Mei Er tersenyum lemah. "Tidak… Senior sudah melindungiku lebih dari cukup."
Chen Guang menepuk pedangnya ke tanah. "Sekarang kita punya masalah yang lebih besar. Mo Jian kabur, dan dia pasti akan kembali dengan rencana yang lebih berbahaya."
Yu Lan menatap altar di tengah ruangan yang masih bersinar redup. "Dan kita juga belum tahu apa tujuan mereka terhadap kristal ini."
Shen Wei berdiri, tatapannya kembali tajam. "Kita harus mencari tahu lebih banyak tentang peninggalan Klan Langit Hitam dan bagaimana hubungannya dengan Dewa Xuan Mo.

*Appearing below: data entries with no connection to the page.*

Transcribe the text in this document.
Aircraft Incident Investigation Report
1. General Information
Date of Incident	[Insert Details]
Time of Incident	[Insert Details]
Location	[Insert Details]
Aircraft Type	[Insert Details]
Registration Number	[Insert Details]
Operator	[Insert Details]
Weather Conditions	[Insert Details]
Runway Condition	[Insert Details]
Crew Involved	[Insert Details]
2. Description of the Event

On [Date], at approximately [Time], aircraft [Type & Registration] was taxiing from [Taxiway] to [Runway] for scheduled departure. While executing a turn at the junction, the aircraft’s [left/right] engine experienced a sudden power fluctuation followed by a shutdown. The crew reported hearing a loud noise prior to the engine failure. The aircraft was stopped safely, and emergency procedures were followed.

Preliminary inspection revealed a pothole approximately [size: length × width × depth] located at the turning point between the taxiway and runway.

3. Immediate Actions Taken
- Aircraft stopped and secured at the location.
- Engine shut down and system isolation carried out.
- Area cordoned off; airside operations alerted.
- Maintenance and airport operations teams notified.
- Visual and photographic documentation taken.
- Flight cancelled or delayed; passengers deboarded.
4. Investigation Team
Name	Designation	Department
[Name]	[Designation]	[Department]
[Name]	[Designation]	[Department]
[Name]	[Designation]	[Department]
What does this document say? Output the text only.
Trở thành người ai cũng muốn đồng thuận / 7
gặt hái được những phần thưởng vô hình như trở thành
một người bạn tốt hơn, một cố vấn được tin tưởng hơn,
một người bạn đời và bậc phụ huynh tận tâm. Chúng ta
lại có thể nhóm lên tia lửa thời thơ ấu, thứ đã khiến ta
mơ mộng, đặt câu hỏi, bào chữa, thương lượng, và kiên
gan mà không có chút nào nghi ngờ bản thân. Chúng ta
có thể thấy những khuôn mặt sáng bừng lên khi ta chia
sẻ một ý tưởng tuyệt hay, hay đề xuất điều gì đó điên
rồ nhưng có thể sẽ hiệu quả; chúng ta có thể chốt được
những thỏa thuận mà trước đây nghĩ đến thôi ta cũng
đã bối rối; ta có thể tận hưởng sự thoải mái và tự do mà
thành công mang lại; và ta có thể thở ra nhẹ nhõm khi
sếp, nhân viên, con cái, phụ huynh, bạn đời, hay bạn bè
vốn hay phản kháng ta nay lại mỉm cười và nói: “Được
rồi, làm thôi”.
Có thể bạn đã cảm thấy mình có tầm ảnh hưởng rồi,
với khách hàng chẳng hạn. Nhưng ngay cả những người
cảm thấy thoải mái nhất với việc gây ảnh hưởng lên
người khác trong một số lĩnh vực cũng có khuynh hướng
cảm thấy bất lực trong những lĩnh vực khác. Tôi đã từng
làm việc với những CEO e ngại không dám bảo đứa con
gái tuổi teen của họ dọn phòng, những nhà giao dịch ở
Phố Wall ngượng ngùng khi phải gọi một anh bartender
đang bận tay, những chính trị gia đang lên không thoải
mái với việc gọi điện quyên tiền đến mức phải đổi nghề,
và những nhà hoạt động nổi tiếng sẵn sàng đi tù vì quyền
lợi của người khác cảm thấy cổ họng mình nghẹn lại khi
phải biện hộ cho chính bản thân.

Jika Mo Jian berusaha mendapatkan sesuatu di sini, itu berarti ada rahasia yang lebih besar yang belum kita ketahui."
Chen Guang mengangguk. "Kalau begitu, kita tidak bisa tinggal di sini lebih lama. Kita harus pergi sebelum lebih banyak musuh datang."
Shen Wei membalikkan badan dan menatap Mei Er. "Bisakah kau berjalan?"
Mei Er mengangguk. "Ya… aku bisa."
Shen Wei membantu Mei Er berdiri, sementara Yu Lan dan Chen Guang bersiap-siap untuk meninggalkan kuil bawah tanah itu.
Di belakang mereka, altar kuno itu masih berdiri kokoh, seakan menyimpan rahasia yang belum terungkap.
Di kejauhan, bayangan gelap mengawasi mereka dari dalam lorong. Sepasang mata merah bersinar dalam kegelapan, menatap Shen Wei dan murid-muridnya dengan penuh kebencian.
Dewa Xuan Mo… akan segera bangkit.
Bersambung ke Bab 103…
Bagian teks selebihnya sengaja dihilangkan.